Some 900 people had to quarantine in Marion County earlier this month, after 68 cases were detected in its schools. “Since then, they’ve adopted a mask requirement,” Hutchinson says. “That was our first wake-up call” about how difficult it would be to have a “successful school year without masks.”
Florida and Texas are discovering the same truth, with thousands in quarantine in the Sunshine State. Yet DeSantis is fighting with both local educators and the White House over masks in schools. Gov. Greg Abbott, in Texas, is waging a similar crusade, even as he confronts his own coronavirus infection. And at a recent school board meeting about masking in Tennessee, anti-mask protesters hurled abuse at public health officials. Video of the confrontation was so arresting, President Biden felt the need to address it.

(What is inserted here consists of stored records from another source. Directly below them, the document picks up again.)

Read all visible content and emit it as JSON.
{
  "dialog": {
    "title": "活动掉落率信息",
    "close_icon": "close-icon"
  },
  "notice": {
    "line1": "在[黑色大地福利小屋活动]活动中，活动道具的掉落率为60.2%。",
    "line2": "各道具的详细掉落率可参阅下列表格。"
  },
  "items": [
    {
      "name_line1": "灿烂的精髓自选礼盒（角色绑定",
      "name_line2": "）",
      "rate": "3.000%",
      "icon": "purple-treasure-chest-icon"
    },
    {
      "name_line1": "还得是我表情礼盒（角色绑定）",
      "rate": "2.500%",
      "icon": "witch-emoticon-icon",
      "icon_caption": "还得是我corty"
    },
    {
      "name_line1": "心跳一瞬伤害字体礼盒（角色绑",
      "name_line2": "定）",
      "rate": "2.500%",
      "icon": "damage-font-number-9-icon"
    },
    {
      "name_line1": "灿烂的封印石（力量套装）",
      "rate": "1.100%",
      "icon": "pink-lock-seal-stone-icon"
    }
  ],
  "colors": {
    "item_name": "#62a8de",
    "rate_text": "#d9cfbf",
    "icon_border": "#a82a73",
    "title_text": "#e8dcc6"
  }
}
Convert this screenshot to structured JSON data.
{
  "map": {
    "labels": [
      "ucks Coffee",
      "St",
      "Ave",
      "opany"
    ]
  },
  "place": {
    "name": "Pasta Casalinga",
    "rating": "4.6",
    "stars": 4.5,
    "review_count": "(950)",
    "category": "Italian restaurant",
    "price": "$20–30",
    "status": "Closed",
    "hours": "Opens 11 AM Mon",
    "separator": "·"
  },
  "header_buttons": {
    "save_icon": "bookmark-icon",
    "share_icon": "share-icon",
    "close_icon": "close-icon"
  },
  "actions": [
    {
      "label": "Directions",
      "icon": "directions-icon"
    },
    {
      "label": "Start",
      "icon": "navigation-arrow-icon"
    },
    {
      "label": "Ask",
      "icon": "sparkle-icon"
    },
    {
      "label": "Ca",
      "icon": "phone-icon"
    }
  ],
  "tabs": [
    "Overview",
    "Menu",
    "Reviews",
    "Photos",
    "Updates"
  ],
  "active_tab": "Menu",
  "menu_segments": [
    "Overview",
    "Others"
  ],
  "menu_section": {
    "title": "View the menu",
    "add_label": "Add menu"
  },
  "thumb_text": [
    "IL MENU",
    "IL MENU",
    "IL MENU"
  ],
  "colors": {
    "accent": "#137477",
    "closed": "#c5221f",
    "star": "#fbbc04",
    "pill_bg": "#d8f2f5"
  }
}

Hutchinson says there is nothing conservative in opposing masks, or in universalizing that opposition, as DeSantis and Abbott have done, preaching freedom while micromanaging local governments.
“When you decide to live in a community, there are certain responsibilities that go with that, including regard for other people’s health,” Hutchinson says, articulating what used to be a standard conservative belief before the advent of Trumpism. Another bedrock conservative principle, he says, is that “the government closest to the people governs the best,” meaning that if Little Rock schools want masks, they get to have them.
“I think the most conservative approach, and commonsense approach, is to give local jurisdictions flexibility,” he says. The Centers for Disease Control and Prevention disagrees, urging everyone in schools to mask, regardless of setting or vaccination status. Still, with Fox News anchor Tucker Carlson fulminating about how asking children to mask is tantamount to abuse, the mere allowance of flexibility amounts to a radical and downright courageous act on Hutchinson’s part.
Perhaps it shouldn’t be that way, but it is. Hutchinson says, “One of the most disappointing aspects to the pandemic is the political and cultural divide over masks and the lack of trust of that guidance.”
Like most everyone else, including the president, the governor thought the pandemic was over earlier this summer. Then along came Delta, revealing as the virus so often has done the disconnect between rhetoric and reality, between leaders who can make difficult choices and those unwilling to do so.
Even though masks have returned, Hutchinson promises that there will be no new lockdowns. “We’re wide-open in Arkansas,” he says. “And you see people from all across the country coming to our beautiful state park system, to our rivers and our outdoors.”
The state park system asks that people wear masks indoors. Outdoors, they are free to roam around maskless.